Okay, these stars are good-looking, but the “sketchy-looking” people still often succeed: Is The Voice trying to suggest that the well-upholstered Cee Lo is doing well because of his good looks?

It’s all right that he looks like an extremely unpleasant version of Professor Sherman Klump in The Nutty Professor; that he reads horrible poems to his team that have no flow or logic. (Just how much did producer Bruno Mars bring to the composition of Green’s big hit, called Forget You in its sanitized version?) What’s not okay are the recent interviews in which, misquoting William Congreve, the Atlanta-based rapper claims that “music did truly calm a savage beast.”

Green has talked frequently about his criminal youth: “I was a kleptomaniac, a pyromaniac, just a plain maniac,” he claimed last year in an interview with Blender.com, which raised a few eyebrows, and nothing more.

“I was enraged, without an outlet,” explains the former Gnarls Barkley duo member, who experienced some hard times in his youth. “I was aggressive … and took pride in that.”

Then the music saved him, and the rest is tacky TV history.
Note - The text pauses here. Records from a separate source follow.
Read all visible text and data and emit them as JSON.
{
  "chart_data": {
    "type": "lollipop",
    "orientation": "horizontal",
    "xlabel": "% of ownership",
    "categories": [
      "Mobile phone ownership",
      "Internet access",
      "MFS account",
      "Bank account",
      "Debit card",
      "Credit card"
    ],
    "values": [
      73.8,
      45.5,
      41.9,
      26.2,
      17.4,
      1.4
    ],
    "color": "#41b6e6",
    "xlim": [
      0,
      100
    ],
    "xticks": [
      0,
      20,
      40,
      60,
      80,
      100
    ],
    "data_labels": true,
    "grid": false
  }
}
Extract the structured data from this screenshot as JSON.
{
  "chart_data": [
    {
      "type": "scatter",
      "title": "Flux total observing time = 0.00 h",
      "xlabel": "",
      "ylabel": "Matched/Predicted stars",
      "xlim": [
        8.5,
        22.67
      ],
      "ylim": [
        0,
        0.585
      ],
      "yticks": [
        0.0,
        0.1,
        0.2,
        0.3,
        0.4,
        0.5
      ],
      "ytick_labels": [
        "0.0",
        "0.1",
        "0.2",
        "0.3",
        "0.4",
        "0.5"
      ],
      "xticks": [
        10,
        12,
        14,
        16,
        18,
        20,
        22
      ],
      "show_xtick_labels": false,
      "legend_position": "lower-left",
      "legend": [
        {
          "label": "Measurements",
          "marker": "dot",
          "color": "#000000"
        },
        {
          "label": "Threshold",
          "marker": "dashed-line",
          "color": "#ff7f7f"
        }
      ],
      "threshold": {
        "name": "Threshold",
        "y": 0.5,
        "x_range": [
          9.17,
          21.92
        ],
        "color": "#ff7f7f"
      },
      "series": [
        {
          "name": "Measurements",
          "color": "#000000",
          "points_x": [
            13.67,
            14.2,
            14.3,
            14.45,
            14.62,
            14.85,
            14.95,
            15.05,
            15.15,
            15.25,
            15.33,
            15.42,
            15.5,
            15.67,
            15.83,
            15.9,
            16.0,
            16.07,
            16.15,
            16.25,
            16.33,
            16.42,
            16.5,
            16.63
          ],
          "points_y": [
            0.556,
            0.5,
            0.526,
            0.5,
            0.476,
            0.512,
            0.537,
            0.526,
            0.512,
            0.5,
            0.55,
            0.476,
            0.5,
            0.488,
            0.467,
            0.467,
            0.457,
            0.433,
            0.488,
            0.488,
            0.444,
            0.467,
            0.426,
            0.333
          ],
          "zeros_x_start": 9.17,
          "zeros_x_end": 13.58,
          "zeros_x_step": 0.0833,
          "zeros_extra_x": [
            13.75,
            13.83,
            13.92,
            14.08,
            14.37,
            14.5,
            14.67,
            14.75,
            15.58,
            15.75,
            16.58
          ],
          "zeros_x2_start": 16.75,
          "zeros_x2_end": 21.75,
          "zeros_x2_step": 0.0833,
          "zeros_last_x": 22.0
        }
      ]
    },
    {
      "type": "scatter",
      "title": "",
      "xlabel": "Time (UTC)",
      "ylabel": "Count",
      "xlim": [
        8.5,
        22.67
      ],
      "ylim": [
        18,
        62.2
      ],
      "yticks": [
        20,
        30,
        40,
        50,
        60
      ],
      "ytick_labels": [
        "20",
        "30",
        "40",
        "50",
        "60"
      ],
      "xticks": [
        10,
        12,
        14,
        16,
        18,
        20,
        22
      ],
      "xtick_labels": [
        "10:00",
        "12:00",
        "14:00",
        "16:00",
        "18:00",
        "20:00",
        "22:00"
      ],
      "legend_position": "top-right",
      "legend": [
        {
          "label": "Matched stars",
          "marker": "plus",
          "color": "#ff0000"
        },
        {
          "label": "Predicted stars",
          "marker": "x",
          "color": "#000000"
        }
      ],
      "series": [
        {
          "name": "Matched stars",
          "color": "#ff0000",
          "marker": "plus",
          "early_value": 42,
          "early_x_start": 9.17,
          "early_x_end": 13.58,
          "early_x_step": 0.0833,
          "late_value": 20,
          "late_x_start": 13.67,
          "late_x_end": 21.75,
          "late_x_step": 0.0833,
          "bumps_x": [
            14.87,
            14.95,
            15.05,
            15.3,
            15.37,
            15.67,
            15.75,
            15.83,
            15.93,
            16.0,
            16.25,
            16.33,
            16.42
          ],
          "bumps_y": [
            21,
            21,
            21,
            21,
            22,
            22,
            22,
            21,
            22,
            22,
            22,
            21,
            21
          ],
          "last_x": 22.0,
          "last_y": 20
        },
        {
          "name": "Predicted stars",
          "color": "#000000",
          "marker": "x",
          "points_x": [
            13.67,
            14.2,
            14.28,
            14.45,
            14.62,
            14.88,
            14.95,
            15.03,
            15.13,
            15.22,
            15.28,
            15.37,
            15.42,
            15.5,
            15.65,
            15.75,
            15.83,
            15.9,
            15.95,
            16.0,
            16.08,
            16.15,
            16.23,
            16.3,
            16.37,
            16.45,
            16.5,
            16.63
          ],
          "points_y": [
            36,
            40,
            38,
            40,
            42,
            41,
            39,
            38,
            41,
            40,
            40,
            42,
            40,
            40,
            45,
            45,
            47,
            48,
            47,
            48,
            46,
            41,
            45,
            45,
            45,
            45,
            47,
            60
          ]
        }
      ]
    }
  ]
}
But why is that, again? Are the Atlanta police as slow as me, in terms of hearing the news, and if so, why are they not investigating?

Animal torture and gross physical assault on helpless people are crimes, and – if what he says is true – he is a criminal. This is not like confessing to a wayward youth filled with drug experimentation and sexual liberty.

What if he killed one of the homeless people? Did he torture the animals to death?

What kind of person takes “pride” in such actions?

Are we so star-sick now that we think even a minor celebrity like this can behave with impunity because squeezing his hippo-bulk into a big red chair every week is an act of contrition? That when he recited a bad poem, and cried a bit, he had repented?

This week, Peter Falk, a great actor who dedicated his life to art, died after years of suffering the harrowing disease that is Alzheimer’s; the second anniversary of Michael Jackson’s death occurred, and with the memorials came a renewed sense of the man’s persecution and his own peerless artistry.

This week, the families of missing or suffering persons and animals everywhere were again given chilling pause, that their loved ones mean nothing because of a catchy hit pop song; because of a public so delusional it believes fame is the same thing as redemption.

If only one could recite his own original lyrics to Green: “Forget you.” And Atlanta Police, “forget you” too.